For the BBQ sauce (adapted from Tyler Florence)
1 cup cider vinegar
1 cup yellow mustard
1 cup ketchup
1/2 cup packed brown sugar
3 smashed garlic cloves
1 teaspoon salt
1 teaspoon cayenne pepper
1/2 teaspoon freshly ground black pepper
hot sauce to taste

One recipe The World’s Best Cole Slaw
toasted or soft potato rolls

Step 1: Don’t trim the fat from the pork, leave it as you got it from the store. Combine the rub ingredients, and rub all over the pork, in every little nook and cranny. Cover and refrigerate for at least 8 hours, or overnight.

Step 2: Set your crockpot to low, and place the onions in first, with the pork settled on top. Combine the vinegar ingredients, and pour over the roast. Cover, and let cook for at least 10 hours (if in a rush, you could set to high for at least 6 hours). Carefully remove the meat from the crockpot (it will likely fall into pieces on you), and transfer to a large cutting board. A lot of juice will run, so set up a work area for yourself to allow for it.

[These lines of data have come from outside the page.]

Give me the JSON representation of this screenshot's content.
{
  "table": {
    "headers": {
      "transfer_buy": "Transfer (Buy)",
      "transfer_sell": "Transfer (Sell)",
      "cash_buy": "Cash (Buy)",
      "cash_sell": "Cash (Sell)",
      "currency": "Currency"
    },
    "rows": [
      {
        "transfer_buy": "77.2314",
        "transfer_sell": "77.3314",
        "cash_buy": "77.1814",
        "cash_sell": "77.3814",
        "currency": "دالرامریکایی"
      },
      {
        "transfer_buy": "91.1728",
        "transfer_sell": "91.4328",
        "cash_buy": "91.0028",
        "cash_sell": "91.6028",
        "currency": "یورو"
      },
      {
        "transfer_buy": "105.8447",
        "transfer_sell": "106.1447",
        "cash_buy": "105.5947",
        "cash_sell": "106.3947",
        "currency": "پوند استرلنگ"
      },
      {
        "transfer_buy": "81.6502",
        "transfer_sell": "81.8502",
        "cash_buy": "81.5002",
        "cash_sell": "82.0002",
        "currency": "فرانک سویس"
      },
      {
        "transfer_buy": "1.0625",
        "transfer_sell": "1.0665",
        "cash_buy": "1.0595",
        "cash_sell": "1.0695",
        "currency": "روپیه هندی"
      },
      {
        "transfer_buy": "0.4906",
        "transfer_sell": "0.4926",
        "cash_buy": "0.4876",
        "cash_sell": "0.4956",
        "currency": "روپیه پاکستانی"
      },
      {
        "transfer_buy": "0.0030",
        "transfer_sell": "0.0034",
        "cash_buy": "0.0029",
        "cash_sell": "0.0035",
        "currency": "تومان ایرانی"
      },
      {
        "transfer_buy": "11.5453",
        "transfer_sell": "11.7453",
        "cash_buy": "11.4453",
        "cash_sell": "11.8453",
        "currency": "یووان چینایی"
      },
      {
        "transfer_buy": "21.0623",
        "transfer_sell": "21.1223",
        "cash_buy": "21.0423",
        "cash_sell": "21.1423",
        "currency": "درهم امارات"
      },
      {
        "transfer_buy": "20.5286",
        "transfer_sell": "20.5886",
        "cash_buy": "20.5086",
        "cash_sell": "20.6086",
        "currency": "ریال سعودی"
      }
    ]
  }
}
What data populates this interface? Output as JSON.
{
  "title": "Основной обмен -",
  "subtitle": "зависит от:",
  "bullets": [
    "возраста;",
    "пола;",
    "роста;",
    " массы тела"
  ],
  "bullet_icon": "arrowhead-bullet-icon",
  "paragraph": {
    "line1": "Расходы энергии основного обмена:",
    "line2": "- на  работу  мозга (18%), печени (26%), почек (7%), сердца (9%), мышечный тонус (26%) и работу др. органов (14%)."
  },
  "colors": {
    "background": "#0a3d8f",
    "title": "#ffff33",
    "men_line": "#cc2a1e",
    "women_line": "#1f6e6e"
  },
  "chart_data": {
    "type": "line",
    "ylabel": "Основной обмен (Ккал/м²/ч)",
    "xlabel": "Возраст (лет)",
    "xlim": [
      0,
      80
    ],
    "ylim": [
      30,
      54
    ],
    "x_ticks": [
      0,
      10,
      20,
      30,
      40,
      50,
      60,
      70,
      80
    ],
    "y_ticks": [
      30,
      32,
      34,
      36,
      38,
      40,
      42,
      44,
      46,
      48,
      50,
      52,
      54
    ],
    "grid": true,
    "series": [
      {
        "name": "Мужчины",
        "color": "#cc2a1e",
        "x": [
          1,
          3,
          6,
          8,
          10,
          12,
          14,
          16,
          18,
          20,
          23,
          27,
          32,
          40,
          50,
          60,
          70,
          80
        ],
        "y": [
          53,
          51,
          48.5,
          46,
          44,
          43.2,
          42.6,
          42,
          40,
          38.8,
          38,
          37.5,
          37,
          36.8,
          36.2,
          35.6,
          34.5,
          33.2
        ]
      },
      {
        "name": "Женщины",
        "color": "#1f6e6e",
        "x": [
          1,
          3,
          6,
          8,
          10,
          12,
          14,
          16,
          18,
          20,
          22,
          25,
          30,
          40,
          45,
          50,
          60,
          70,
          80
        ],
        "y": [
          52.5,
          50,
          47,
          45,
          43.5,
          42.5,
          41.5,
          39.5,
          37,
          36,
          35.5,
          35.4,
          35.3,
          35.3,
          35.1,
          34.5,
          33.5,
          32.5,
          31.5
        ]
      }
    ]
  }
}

Step 3: Remove any extraneous fat, and if there is a bone, discard it. Using 2 forks, start shredding large hunks of the meat into small pieces, like above, until you have a large bowl of beautifully shredded pulled pork.

Step 4: Run the juices and onions remaining in the crockpot through a sieve, and discard everything but the liquid. Return the liquid to the crockpot, and add the shredded meat. Stir well. Lower your crockpot’s temperature to the “warm” setting. You can keep it this way for hours until you are ready to eat, stirring occasionally.

Step 5: Prepare the BBQ sauce by simmering all the ingredients in a medium saucepan until the sugar dissolves. Allow to sit, removing the garlic cloves when you are ready to serve.

Step 6: When you are ready to dig in, Pile a generous amount of meat on a roll, cover with BBQ sauce…

Step 7: …and pile high with cole slaw. Enjoy.

Now, I realize that some of you don’t own a crockpot, or at least not one large enough to accommodate such a significant piece of meat.  Alternatively, you could slow cook the pork in a low temp oven, somewhere between 275F and 300F, in a dutch oven or roasting pan, well covered.  Increase the cooking liquid if you plan to do this, as crockpots need very little.

I also realize that some of you have never tried cole slaw on a BBQ sandwich.  Take my word for it, just do it.  The contrast of the crunchy freshness of the slaw to the slow-cooked heat of the pork is really amazing. Further, I realize some of you just flat out do not like cole slaw (and that just makes me sad inside), so feel free to omit the cole slaw and just enjoy the juicy pork goodness.  But seriously, would a little veggies kill ya?